Bemerkenswert ist schließlich, dass knapp 40 Prozent der betrachteten Betriebe das Thema Weiterbildung in der aktuellen Krisensituation für nachrangig halten (siehe Abbildung 3). Wie weiterführende Analysen zeigen, trifft dies vor allem auf jene Betriebe zu, die mit starken negativen Auswirkungen der Covid-19-Pandemie zu kämpfen haben. Ein Drittel der Betriebe nutzt die Kurzarbeit nicht zur Weiterbildung ihrer Belegschaft, weil sie nach eigenem Bekunden keinen (zusätzlichen) Bedarf sehen.
Fazit
Während der Covid-19-Pandemie kann Weiterbildung oftmals nur unter erschwerten Bedingungen stattfinden. Viele Betriebe mussten geplante oder bereits begonnene Weiterbildungen aufgrund der Kontaktbeschränkungen absagen. Hinzu kommt, dass Betriebe aufgrund von finanziellen Engpässen und unsicheren Geschäftserwartungen oftmals nicht dazu bereit oder in der Lage sind, die Kosten für die Weiterbildung zu tragen. Dennoch hat rund ein Drittel der Betriebe auch während der Krise Weiterbildungen durchgeführt und dabei vor allem auf E-Learning gesetzt. Dabei haben viele Betriebe digitale Lernformen in den vergangenen Monaten neu eingeführt, andere wiederum im Vergleich zur Zeit vor der Krise ausgebaut.

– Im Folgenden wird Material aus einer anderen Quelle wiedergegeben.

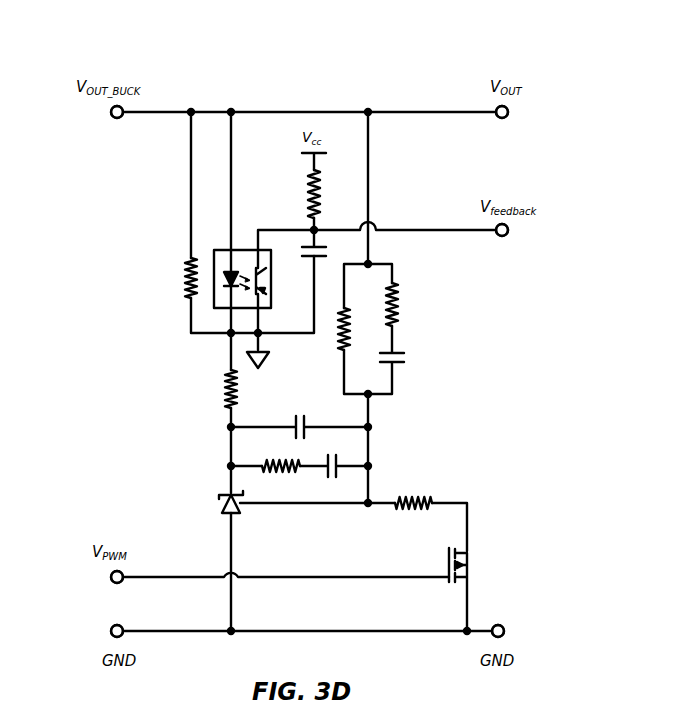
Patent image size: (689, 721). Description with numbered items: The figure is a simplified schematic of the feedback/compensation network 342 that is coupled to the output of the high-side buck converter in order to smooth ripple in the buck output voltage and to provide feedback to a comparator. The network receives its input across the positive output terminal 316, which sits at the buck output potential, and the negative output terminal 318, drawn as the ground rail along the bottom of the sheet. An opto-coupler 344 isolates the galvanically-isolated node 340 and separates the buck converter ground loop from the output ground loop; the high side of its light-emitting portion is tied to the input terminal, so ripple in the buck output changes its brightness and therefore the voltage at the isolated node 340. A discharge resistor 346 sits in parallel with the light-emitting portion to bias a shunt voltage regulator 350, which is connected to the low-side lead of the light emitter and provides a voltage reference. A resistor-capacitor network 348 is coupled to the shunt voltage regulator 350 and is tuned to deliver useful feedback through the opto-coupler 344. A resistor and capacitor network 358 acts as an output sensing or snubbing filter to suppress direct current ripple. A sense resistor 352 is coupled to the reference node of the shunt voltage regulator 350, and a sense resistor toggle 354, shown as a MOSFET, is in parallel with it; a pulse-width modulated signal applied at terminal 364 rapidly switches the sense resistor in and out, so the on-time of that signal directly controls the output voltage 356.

The feedback/compensation network 342 is at (140, 55).
The positive output terminal 316 is at (110, 112).
The output voltage 356 is at (509, 112).
The galvanically-isolated node 340 is at (509, 230).
The discharge resistor 346 is at (185, 280).
The opto-coupler 344 is at (214, 308).
The resistor and capacitor network 358 is at (402, 264).
The resistor-capacitor network 348 is at (216, 365).
The shunt voltage regulator 350 is at (225, 512).
The sense resistor 352 is at (423, 492).
The sense resistor toggle 354 is at (470, 562).
The PWM input terminal 364 is at (110, 577).
The negative output terminal 318 is at (110, 631).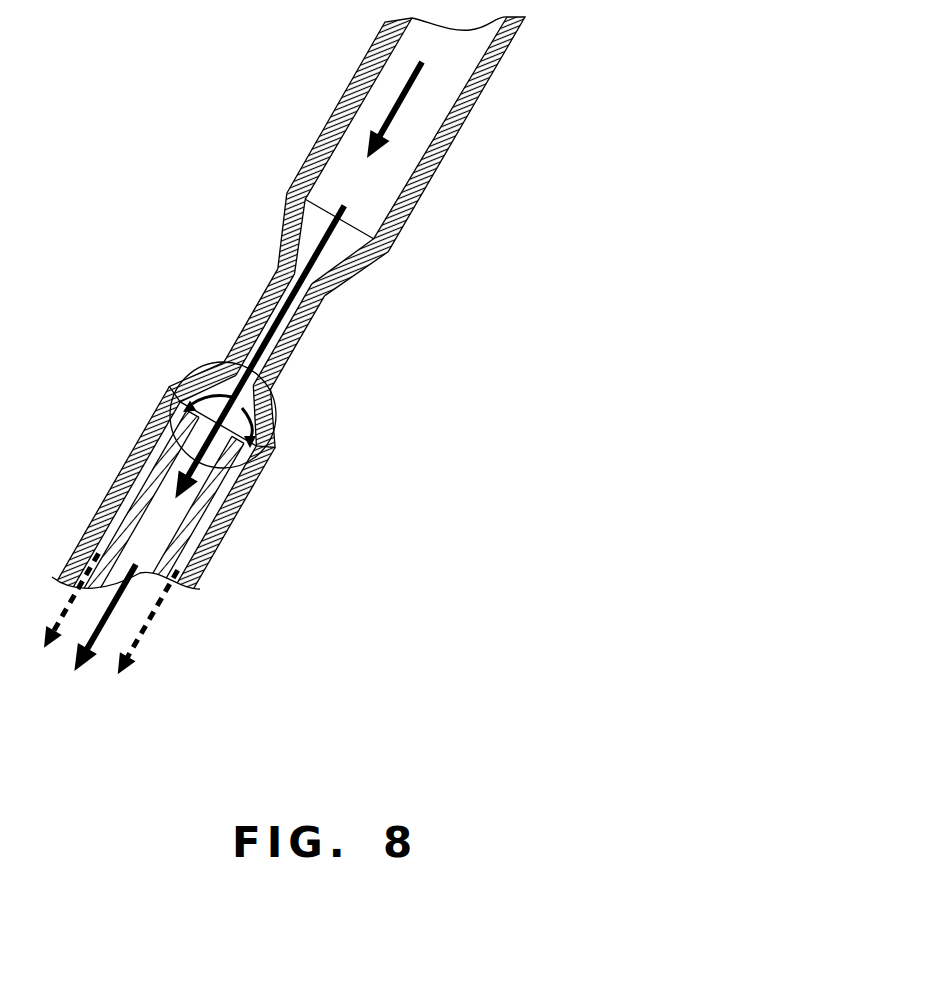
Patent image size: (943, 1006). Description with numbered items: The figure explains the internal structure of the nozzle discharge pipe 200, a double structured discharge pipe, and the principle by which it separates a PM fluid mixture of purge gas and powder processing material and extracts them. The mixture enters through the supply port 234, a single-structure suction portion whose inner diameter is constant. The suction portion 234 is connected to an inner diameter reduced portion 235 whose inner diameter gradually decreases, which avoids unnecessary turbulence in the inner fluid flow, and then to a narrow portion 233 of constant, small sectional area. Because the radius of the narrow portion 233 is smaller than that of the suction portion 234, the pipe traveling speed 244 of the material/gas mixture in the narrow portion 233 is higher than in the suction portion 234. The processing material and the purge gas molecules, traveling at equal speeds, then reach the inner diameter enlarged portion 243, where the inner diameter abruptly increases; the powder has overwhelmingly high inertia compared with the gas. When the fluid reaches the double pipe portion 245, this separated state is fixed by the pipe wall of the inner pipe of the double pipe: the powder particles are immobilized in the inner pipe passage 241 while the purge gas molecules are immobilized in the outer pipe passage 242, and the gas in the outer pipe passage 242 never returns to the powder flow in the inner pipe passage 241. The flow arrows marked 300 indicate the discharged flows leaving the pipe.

The nozzle discharge pipe 200 is at (195, 193).
The narrow portion 233 is at (300, 343).
The supply port 234 is at (450, 158).
The inner diameter reduced portion 235 is at (362, 277).
The inner pipe passage 241 is at (152, 542).
The outer pipe passage 242 is at (140, 512).
The inner diameter enlarged portion 243 is at (277, 418).
The pipe traveling speed 244 is at (462, 58).
The double pipe portion 245 is at (135, 440).
The fluid flow 300 is at (97, 645).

Von den Betrieben, die aktuell in Kurzarbeit sind, nutzt nur jeder zehnte die ausgefallene Arbeitszeit für Weiterbildungszwecke. Tun Betriebe dies nicht, begründen sie dies zumeist damit, dass es nicht absehbar sei, wann sie ihre Geschäftstätigkeit wieder in vollem Umfang aufnehmen können. Allerdings verzichten auch immerhin knapp vier von zehn Betrieben auf eine Qualifizierung ihrer Mitarbeiter während der Kurzarbeit, weil sie das Thema Weiterbildung aktuell für nachrangig halten. Dies gilt vor allem für Betriebe, die mit starken negativen Auswirkungen der Pandemie konfrontiert sind. Dass diese Firmen derzeit mit einer Fülle an anderen Schwierigkeiten zu kämpfen haben und daher keine Weiterbildung durchführen, ist nachvollziehbar. Dennoch könnte sich dies für die Betriebe selbst wie für ihre Beschäftigten langfristig als nachteilig erweisen.
Insgesamt ist festzuhalten, dass weniger Betriebe unter den gegenwärtigen Bedingungen in die Qualifizierung ihrer Beschäftigten investieren. Es wären also noch Potenziale vorhanden, um betriebliche Weiterbildung gerade in der aktuellen Krise auszubauen. Mit dem Qualifizierungschancengesetz und dem Arbeit-von-morgen-Gesetz fördern die Arbeitsagenturen die Weiterbildung von Beschäftigten, indem sie Kursgebühren und teilweise auch Lohnkosten für die Dauer der Weiterbildungsmaßnahme übernehmen. Bislang wird diese Förderung allerdings nur vergleichsweise wenig in Anspruch genommen (lesen Sie dazu auch den IAB-Kurzbericht 24/2020).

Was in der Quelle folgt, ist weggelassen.